How To Choose The Right Dog Walker Or Pet Sitter

How To Choose The Right Dog Walker Or Pet Sitter

How to Choose a Pet Sitter

Hiring a pet sitter rather than putting your cat or dog into a cattery or kennel means that your pet can be cared for in your own home, which will be much more relaxing for your pet.

You shouldn’t rush into a decision when choosing a pet sitter. Start thinking about it long before you have booked any holidays so that you have plenty of time to find the right one and to ensure they are available when you need them.

1. Friends and family

A friend or family member is a good option to use as a pet sitter as you know them well and your pet might already feel comfortable in their company. Choose a friend or family member who likes pets or better still, has a pet themselves.  

Whoever you choose, make sure they are up to the task of caring for your pet. For example, if you have an energetic Labrador, your grandmother might not be able to offer the right level of care that they need.

2. Search online

The internet (including neighborhood and community websites) is a great place to start. Professional pet-sitting associations list members on their websites. Reading online reviews and even checking out candidates’ Facebook pages can help narrow down your search.

3. Prepare for the interview

Take some time to think through what you want to ask candidates before interviewing them via phone or video chat. Don’t be afraid to have a long conversation; you can get a good sense of someone’s personality and character that way. Here are some topics to consider:

The basics

Find out how long they’ve been in business, what their level of experience is with your pets’ species and what their backup plan is if something prevents them from coming to your house.

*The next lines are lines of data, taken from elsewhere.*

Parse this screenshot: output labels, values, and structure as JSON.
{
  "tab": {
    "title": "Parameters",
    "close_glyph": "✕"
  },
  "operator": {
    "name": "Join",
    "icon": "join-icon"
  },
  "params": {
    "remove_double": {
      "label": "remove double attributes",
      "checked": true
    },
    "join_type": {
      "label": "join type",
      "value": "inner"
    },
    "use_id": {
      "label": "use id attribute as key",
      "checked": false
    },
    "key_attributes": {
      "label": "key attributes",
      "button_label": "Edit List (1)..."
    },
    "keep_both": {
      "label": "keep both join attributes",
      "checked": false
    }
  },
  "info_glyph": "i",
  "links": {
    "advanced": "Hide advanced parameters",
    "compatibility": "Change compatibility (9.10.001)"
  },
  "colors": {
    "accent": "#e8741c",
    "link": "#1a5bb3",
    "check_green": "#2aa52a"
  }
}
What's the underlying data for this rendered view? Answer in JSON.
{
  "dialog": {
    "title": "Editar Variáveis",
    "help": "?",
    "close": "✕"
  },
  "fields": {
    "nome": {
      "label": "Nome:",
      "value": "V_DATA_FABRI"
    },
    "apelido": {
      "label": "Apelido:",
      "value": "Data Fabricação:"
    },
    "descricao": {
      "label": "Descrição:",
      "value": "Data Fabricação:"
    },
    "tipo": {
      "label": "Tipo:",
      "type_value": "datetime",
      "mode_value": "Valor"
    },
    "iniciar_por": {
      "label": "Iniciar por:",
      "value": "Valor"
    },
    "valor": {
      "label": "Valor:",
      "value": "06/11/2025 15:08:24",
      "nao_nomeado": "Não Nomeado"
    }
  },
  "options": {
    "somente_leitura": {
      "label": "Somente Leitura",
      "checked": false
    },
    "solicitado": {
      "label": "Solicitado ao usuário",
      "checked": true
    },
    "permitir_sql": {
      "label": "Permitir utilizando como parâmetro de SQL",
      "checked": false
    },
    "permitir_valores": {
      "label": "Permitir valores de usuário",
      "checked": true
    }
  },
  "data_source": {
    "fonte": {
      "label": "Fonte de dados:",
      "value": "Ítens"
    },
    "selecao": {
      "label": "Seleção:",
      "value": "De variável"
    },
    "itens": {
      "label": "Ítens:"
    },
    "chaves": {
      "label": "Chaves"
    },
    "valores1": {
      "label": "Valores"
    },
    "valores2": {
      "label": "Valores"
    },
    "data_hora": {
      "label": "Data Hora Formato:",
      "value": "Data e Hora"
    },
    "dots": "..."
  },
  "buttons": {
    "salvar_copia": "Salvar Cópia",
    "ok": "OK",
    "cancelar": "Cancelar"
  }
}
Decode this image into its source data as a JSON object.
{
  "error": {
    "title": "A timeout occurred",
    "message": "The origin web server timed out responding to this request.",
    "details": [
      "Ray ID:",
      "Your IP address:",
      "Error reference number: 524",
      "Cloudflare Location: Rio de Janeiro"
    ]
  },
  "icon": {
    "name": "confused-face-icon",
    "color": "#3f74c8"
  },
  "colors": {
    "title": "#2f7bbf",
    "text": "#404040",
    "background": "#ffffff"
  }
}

There’s no point in moving forward if you can’t afford their services. At the same time, don’t just go with the cheapest rate; you want a qualified professional.


Ask what specific services they offer — are they comfortable administering medications? Do they have special training or certifications? Are they bonded and insured (which could protect you in certain situations, such as if your dog bites another person while on a walk with the sitter)?

It can also be helpful to pose one or two emergency scenarios to see how candidates respond: What would they do if the air conditioning breaks on a hot day or your pet starts vomiting?